Language Modelling with Pixels
Construct a binary embedding for each character by rendering it as pixels and looking at which pixels are empty vs filled in. Then feed the rendered images into a ViT, pretrained with a masked autoencoding objective.
One perk of this approach is that it easily handles multiple languages, emoji, etc, without the size of the embedding tables blowing up; in fact, they have no pre-defined vocabulary at all.
It works worse than regular BERT on English text, but degrades way less on Korean and other non-Latin scripts. They attribute this to BERT’s “vocabulary bottleneck.”
This strikes me as definitely not the optimal approach to text representation, but—because of this—really interesting work. I can think of a dozen reasons why we should be able to design a better representation than whatever some font happens to hand us, which means that this doing even okay suggests that using fixed-size sort-of-random embeddings for all characters is actually pretty promising.
Recurrent Memory Transformer
They add a memory mechanism to Transformer-XL and observe lower perplexities and better downstream performance on highly structured tasks like copying.
N-Grammer: Augmenting Transformers with latent n-grams
How would you incorporate n-gram information into a transformer block?
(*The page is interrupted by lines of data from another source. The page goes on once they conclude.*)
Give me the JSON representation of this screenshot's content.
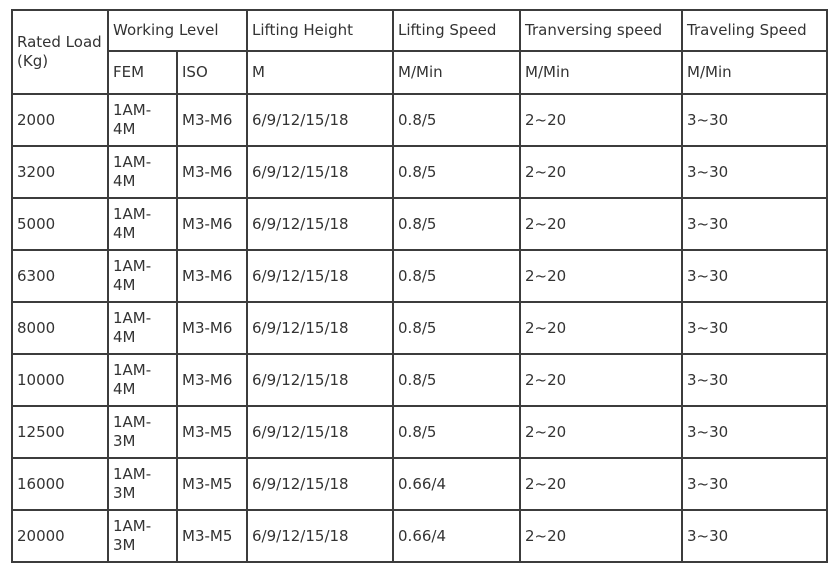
{
  "colors": {
    "background": "#ffffff",
    "border": "#3c3c3c",
    "text": "#333333"
  },
  "table": {
    "header": {
      "rated_load": "Rated Load (Kg)",
      "working_level": "Working Level",
      "fem": "FEM",
      "iso": "ISO",
      "lifting_height": "Lifting Height",
      "lifting_speed": "Lifting Speed",
      "tranversing_speed": "Tranversing speed",
      "traveling_speed": "Traveling Speed",
      "unit_m": "M",
      "unit_m_min": "M/Min"
    },
    "rows": [
      {
        "rated_load": "2000",
        "fem": "1AM-4M",
        "iso": "M3-M6",
        "lifting_height": "6/9/12/15/18",
        "lifting_speed": "0.8/5",
        "tranversing_speed": "2~20",
        "traveling_speed": "3~30"
      },
      {
        "rated_load": "3200",
        "fem": "1AM-4M",
        "iso": "M3-M6",
        "lifting_height": "6/9/12/15/18",
        "lifting_speed": "0.8/5",
        "tranversing_speed": "2~20",
        "traveling_speed": "3~30"
      },
      {
        "rated_load": "5000",
        "fem": "1AM-4M",
        "iso": "M3-M6",
        "lifting_height": "6/9/12/15/18",
        "lifting_speed": "0.8/5",
        "tranversing_speed": "2~20",
        "traveling_speed": "3~30"
      },
      {
        "rated_load": "6300",
        "fem": "1AM-4M",
        "iso": "M3-M6",
        "lifting_height": "6/9/12/15/18",
        "lifting_speed": "0.8/5",
        "tranversing_speed": "2~20",
        "traveling_speed": "3~30"
      },
      {
        "rated_load": "8000",
        "fem": "1AM-4M",
        "iso": "M3-M6",
        "lifting_height": "6/9/12/15/18",
        "lifting_speed": "0.8/5",
        "tranversing_speed": "2~20",
        "traveling_speed": "3~30"
      },
      {
        "rated_load": "10000",
        "fem": "1AM-4M",
        "iso": "M3-M6",
        "lifting_height": "6/9/12/15/18",
        "lifting_speed": "0.8/5",
        "tranversing_speed": "2~20",
        "traveling_speed": "3~30"
      },
      {
        "rated_load": "12500",
        "fem": "1AM-3M",
        "iso": "M3-M5",
        "lifting_height": "6/9/12/15/18",
        "lifting_speed": "0.8/5",
        "tranversing_speed": "2~20",
        "traveling_speed": "3~30"
      },
      {
        "rated_load": "16000",
        "fem": "1AM-3M",
        "iso": "M3-M5",
        "lifting_height": "6/9/12/15/18",
        "lifting_speed": "0.66/4",
        "tranversing_speed": "2~20",
        "traveling_speed": "3~30"
      },
      {
        "rated_load": "20000",
        "fem": "1AM-3M",
        "iso": "M3-M5",
        "lifting_height": "6/9/12/15/18",
        "lifting_speed": "0.66/4",
        "tranversing_speed": "2~20",
        "traveling_speed": "3~30"
      }
    ]
  }
}
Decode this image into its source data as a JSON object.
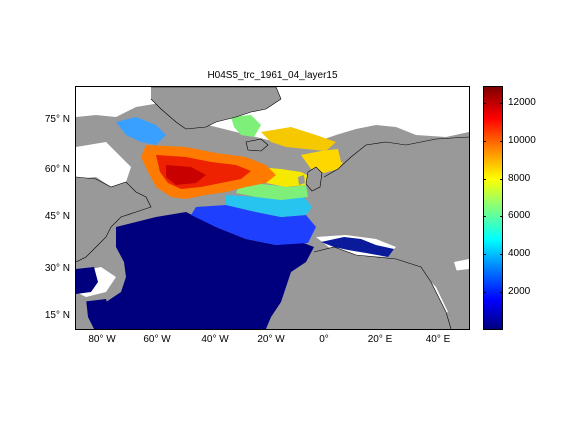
{
  "title": "H04S5_trc_1961_04_layer15",
  "map": {
    "lat_ticks": [
      "75° N",
      "60° N",
      "45° N",
      "30° N",
      "15° N"
    ],
    "lon_ticks": [
      "80° W",
      "60° W",
      "40° W",
      "20° W",
      "0°",
      "20° E",
      "40° E"
    ],
    "land_color": "#999999",
    "no_data_color": "#ffffff",
    "colormap": "jet"
  },
  "colorbar": {
    "min": 0,
    "max": 12500,
    "ticks": [
      "12000",
      "10000",
      "8000",
      "6000",
      "4000",
      "2000"
    ]
  }
}
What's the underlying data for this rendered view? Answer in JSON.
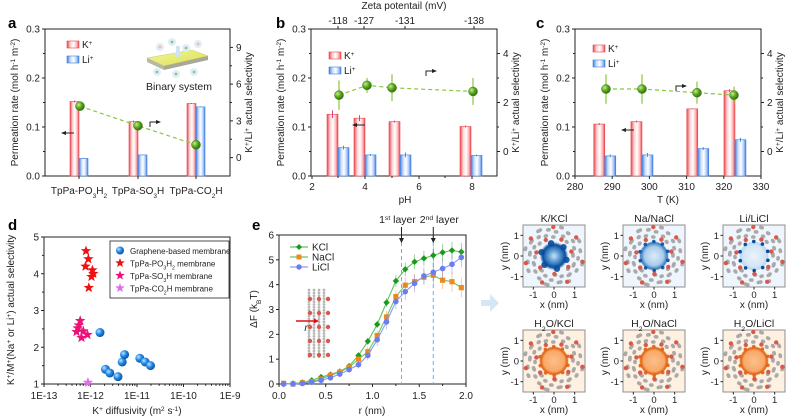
{
  "colors": {
    "k_bar": "#e8474c",
    "li_bar": "#3f7fe0",
    "selectivity": "#4a9a1c",
    "selectivity_line": "#8cc63f",
    "graphene": "#1e88e5",
    "po3h2": "#ee1111",
    "so3h": "#ee1177",
    "co2h": "#e070e8",
    "kcl": "#1a9a1a",
    "nacl": "#f08a1a",
    "licl": "#6a7ef0",
    "layer_line": "#5ab8f0",
    "k_map": "#0a4c9a",
    "h2o_map": "#e06010"
  },
  "chart_data": [
    {
      "panel": "a",
      "type": "bar",
      "categories": [
        "TpPa-PO3H2",
        "TpPa-SO3H",
        "TpPa-CO2H"
      ],
      "category_labels": [
        [
          "TpPa-PO",
          "3",
          "H",
          "2",
          ""
        ],
        [
          "TpPa-SO",
          "3",
          "H",
          "",
          ""
        ],
        [
          "TpPa-CO",
          "2",
          "H",
          "",
          ""
        ]
      ],
      "series": [
        {
          "name": "K+",
          "values": [
            0.152,
            0.111,
            0.148
          ],
          "errors": [
            0.002,
            0.002,
            0.001
          ]
        },
        {
          "name": "Li+",
          "values": [
            0.036,
            0.043,
            0.141
          ],
          "errors": [
            0.001,
            0.001,
            0.001
          ]
        }
      ],
      "secondary": {
        "name": "K+/Li+ actual selectivity",
        "values": [
          4.2,
          2.6,
          1.05
        ],
        "errors": [
          0.3,
          0.3,
          0.1
        ]
      },
      "ylabel": "Permeation rate (mol h-1 m-2)",
      "y2label": "K+/Li+ actual selectivity",
      "ylim": [
        0,
        0.3
      ],
      "yticks": [
        0.0,
        0.1,
        0.2,
        0.3
      ],
      "y2lim": [
        -1.5,
        10.5
      ],
      "y2ticks": [
        0,
        3,
        6,
        9
      ],
      "legend": [
        "K+",
        "Li+"
      ],
      "legend_position": "top-left",
      "annotation": "Binary system"
    },
    {
      "panel": "b",
      "type": "bar",
      "x": [
        3,
        4,
        5.5,
        8
      ],
      "series": [
        {
          "name": "K+",
          "values": [
            0.126,
            0.118,
            0.111,
            0.101
          ],
          "errors": [
            0.008,
            0.006,
            0.002,
            0.002
          ]
        },
        {
          "name": "Li+",
          "values": [
            0.058,
            0.043,
            0.043,
            0.042
          ],
          "errors": [
            0.004,
            0.002,
            0.005,
            0.002
          ]
        }
      ],
      "secondary": {
        "name": "K+/Li+ actual selectivity",
        "values": [
          2.3,
          2.7,
          2.6,
          2.45
        ],
        "errors": [
          0.6,
          0.3,
          0.55,
          0.55
        ]
      },
      "xlabel": "pH",
      "xlim": [
        2,
        9
      ],
      "xticks": [
        2,
        4,
        6,
        8
      ],
      "top_axis": {
        "label": "Zeta potentail (mV)",
        "ticks": [
          "-118",
          "-127",
          "-131",
          "-138"
        ],
        "positions": [
          3,
          4.2,
          5.5,
          8.1
        ]
      },
      "ylabel": "Permeation rate (mol h-1 m-2)",
      "y2label": "K+/Li+ actual selectivity",
      "ylim": [
        0,
        0.3
      ],
      "yticks": [
        0.0,
        0.1,
        0.2,
        0.3
      ],
      "y2lim": [
        -1,
        5
      ],
      "y2ticks": [
        0,
        2,
        4
      ],
      "legend": [
        "K+",
        "Li+"
      ],
      "legend_position": "top-left"
    },
    {
      "panel": "c",
      "type": "bar",
      "x": [
        288,
        298,
        313,
        323
      ],
      "series": [
        {
          "name": "K+",
          "values": [
            0.106,
            0.111,
            0.137,
            0.174
          ],
          "errors": [
            0.002,
            0.002,
            0.001,
            0.003
          ]
        },
        {
          "name": "Li+",
          "values": [
            0.041,
            0.043,
            0.056,
            0.074
          ],
          "errors": [
            0.003,
            0.004,
            0.003,
            0.004
          ]
        }
      ],
      "secondary": {
        "name": "K+/Li+ actual selectivity",
        "values": [
          2.55,
          2.55,
          2.4,
          2.3
        ],
        "errors": [
          0.6,
          0.6,
          0.45,
          0.35
        ]
      },
      "xlabel": "T (K)",
      "xlim": [
        280,
        330
      ],
      "xticks": [
        280,
        290,
        300,
        310,
        320,
        330
      ],
      "ylabel": "Permeation rate (mol h-1 m-2)",
      "y2label": "K+/Li+ actual selectivity",
      "ylim": [
        0,
        0.3
      ],
      "yticks": [
        0.0,
        0.1,
        0.2,
        0.3
      ],
      "y2lim": [
        -1,
        5
      ],
      "y2ticks": [
        0,
        2,
        4
      ],
      "legend": [
        "K+",
        "Li+"
      ],
      "legend_position": "top-left"
    },
    {
      "panel": "d",
      "type": "scatter",
      "xscale": "log",
      "xlabel": "K+ diffusivity (m2 s-1)",
      "ylabel": "K+/M+(Na+ or Li+) actual selectivity",
      "xlim": [
        1e-13,
        1e-09
      ],
      "xticks": [
        "1E-13",
        "1E-12",
        "1E-11",
        "1E-10",
        "1E-9"
      ],
      "ylim": [
        1,
        5
      ],
      "yticks": [
        1,
        2,
        3,
        4,
        5
      ],
      "legend_position": "top-right",
      "series": [
        {
          "name": "Graphene-based membrane",
          "marker": "circle",
          "points": [
            [
              1.6e-12,
              2.4
            ],
            [
              2.1e-12,
              1.4
            ],
            [
              2.6e-12,
              1.3
            ],
            [
              3.9e-12,
              1.2
            ],
            [
              4.8e-12,
              1.6
            ],
            [
              5.4e-12,
              1.8
            ],
            [
              1.15e-11,
              1.7
            ],
            [
              1.5e-11,
              1.6
            ],
            [
              1.95e-11,
              1.5
            ]
          ]
        },
        {
          "name": "TpPa-PO3H2 membrane",
          "marker": "star",
          "points": [
            [
              8e-13,
              4.62
            ],
            [
              9e-13,
              4.4
            ],
            [
              7.8e-13,
              4.2
            ],
            [
              1.1e-12,
              4.1
            ],
            [
              1.15e-12,
              4.0
            ],
            [
              1.05e-12,
              3.92
            ],
            [
              9.2e-13,
              3.62
            ]
          ]
        },
        {
          "name": "TpPa-SO3H membrane",
          "marker": "star",
          "points": [
            [
              6e-13,
              2.72
            ],
            [
              5.6e-13,
              2.6
            ],
            [
              5.3e-13,
              2.52
            ],
            [
              5e-13,
              2.42
            ],
            [
              7e-13,
              2.44
            ],
            [
              8.6e-13,
              2.34
            ],
            [
              6.4e-13,
              2.26
            ]
          ]
        },
        {
          "name": "TpPa-CO2H membrane",
          "marker": "star",
          "points": [
            [
              8.8e-13,
              1.04
            ]
          ]
        }
      ]
    },
    {
      "panel": "e",
      "type": "line",
      "xlabel": "r (nm)",
      "ylabel": "ΔF (kBT)",
      "xlim": [
        0,
        2
      ],
      "xticks": [
        0.0,
        0.5,
        1.0,
        1.5,
        2.0
      ],
      "ylim": [
        0,
        6
      ],
      "yticks": [
        0,
        1,
        2,
        3,
        4,
        5,
        6
      ],
      "x": [
        0.05,
        0.15,
        0.25,
        0.35,
        0.45,
        0.55,
        0.65,
        0.75,
        0.85,
        0.95,
        1.05,
        1.15,
        1.25,
        1.35,
        1.45,
        1.55,
        1.65,
        1.75,
        1.85,
        1.95
      ],
      "series": [
        {
          "name": "KCl",
          "marker": "diamond",
          "values": [
            0.0,
            0.02,
            0.06,
            0.15,
            0.28,
            0.38,
            0.5,
            0.72,
            1.15,
            1.72,
            2.4,
            3.28,
            4.15,
            4.62,
            4.92,
            5.06,
            5.18,
            5.3,
            5.38,
            5.32
          ],
          "errors": [
            0.05,
            0.05,
            0.05,
            0.08,
            0.1,
            0.1,
            0.1,
            0.1,
            0.12,
            0.15,
            0.15,
            0.18,
            0.25,
            0.28,
            0.3,
            0.3,
            0.35,
            0.35,
            0.35,
            0.35
          ]
        },
        {
          "name": "NaCl",
          "marker": "square",
          "values": [
            0.03,
            0.0,
            0.05,
            0.1,
            0.2,
            0.35,
            0.48,
            0.68,
            1.0,
            1.3,
            1.95,
            2.7,
            3.52,
            3.98,
            4.12,
            4.3,
            4.38,
            4.18,
            4.12,
            3.88
          ],
          "errors": [
            0.08,
            0.08,
            0.08,
            0.1,
            0.12,
            0.15,
            0.18,
            0.15,
            0.15,
            0.2,
            0.2,
            0.25,
            0.25,
            0.3,
            0.3,
            0.3,
            0.35,
            0.35,
            0.4,
            0.4
          ]
        },
        {
          "name": "LiCl",
          "marker": "circle",
          "values": [
            0.0,
            0.0,
            0.02,
            0.07,
            0.15,
            0.25,
            0.4,
            0.58,
            0.78,
            1.15,
            1.78,
            2.5,
            3.32,
            3.72,
            4.05,
            4.35,
            4.5,
            4.65,
            4.82,
            5.1
          ],
          "errors": [
            0.05,
            0.05,
            0.05,
            0.08,
            0.1,
            0.1,
            0.12,
            0.12,
            0.15,
            0.2,
            0.25,
            0.3,
            0.3,
            0.35,
            0.35,
            0.35,
            0.35,
            0.4,
            0.4,
            0.4
          ]
        }
      ],
      "reference_lines": [
        {
          "x": 1.31,
          "label": "1st layer"
        },
        {
          "x": 1.65,
          "label": "2nd layer"
        }
      ],
      "legend_position": "top-left"
    },
    {
      "panel": "maps",
      "type": "heatmap",
      "titles": [
        "K/KCl",
        "Na/NaCl",
        "Li/LiCl",
        "H2O/KCl",
        "H2O/NaCl",
        "H2O/LiCl"
      ],
      "xlabel": "x (nm)",
      "ylabel": "y (nm)",
      "xticks": [
        -1,
        0,
        1
      ],
      "yticks": [
        1,
        0,
        -1
      ],
      "xlim": [
        -1.5,
        1.5
      ],
      "ylim": [
        -1.5,
        1.5
      ]
    }
  ],
  "labels": {
    "panel_a": "a",
    "panel_b": "b",
    "panel_c": "c",
    "panel_d": "d",
    "panel_e": "e",
    "perm_ylabel": "Permeation rate (mol h",
    "binary_system": "Binary system",
    "k_legend": "K",
    "li_legend": "Li",
    "zeta_title": "Zeta potentail (mV)",
    "ph": "pH",
    "tk": "T (K)",
    "r_nm": "r (nm)",
    "x_nm": "x (nm)",
    "y_nm": "y (nm)",
    "first_layer": "1",
    "first_sup": "st",
    "second_layer": "2",
    "second_sup": "nd",
    "layer_word": " layer",
    "r_symbol": "r"
  }
}
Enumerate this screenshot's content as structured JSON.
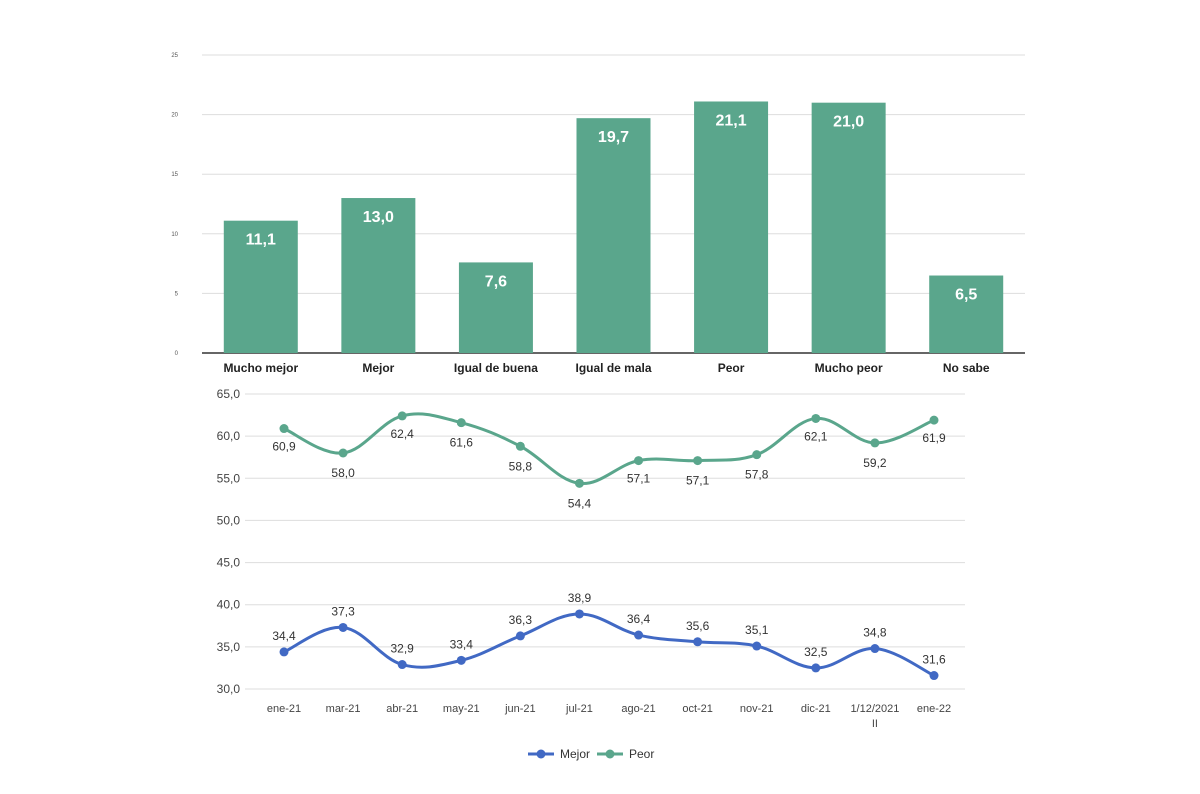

The obvious way would be to look at pairs of words or tokens, associate each pair with a unique id, and then do a lookup into a giant table.
But since our embedding tables are already huge, squaring their size might not be the best idea. So what this paper does instead is use the awesome power of product quantization to get bigram-dependent embeddings without the vocabulary blowup.
If you’re not familiar with product quantization, it’s basically just chopping your data up into disjoint subspaces and running k-means in each subspace. So each vector gets associated with a sequence of centroid IDs, one ID per subspace (figure below from my ICML paper).
So what they do is 1) apply PQ encoding on the embeddings, then 2) for each subspace, concatenate the IDs for each adjacent pair, treat this as a bigram ID, and do a lookup in a big table.
Since they’re using 4096 clusters for PQ though, and 16M embeddings per subspace is still too large, they use feature hashing to randomly share bigram embeddings. They use different hash functions for each attention head.
To combine the unigram and bigram embeddings, they just layer normalize them individually and then concatenate them along the feature axis.
In principle, one could apply their N-Grammer layer anywhere in the network, but they find that it works best at the input. This also has the benefit of allowing the PQ codes (or even the full unigram + bigram representations) to be precomputed for the whole vocabulary and looked up at inference time.
As we saw at the start, adding their layer yields better accuracy, even when controlling for training time. Although their ablations show that this only happens once there’s enough model capacity devoted to the centroids + bigram tables. Which makes me wonder how much of this is the inductive bias of bigrams per se vs exploiting the same principle as MoE layers and just throwing more params at the problem while avoiding extra runtime.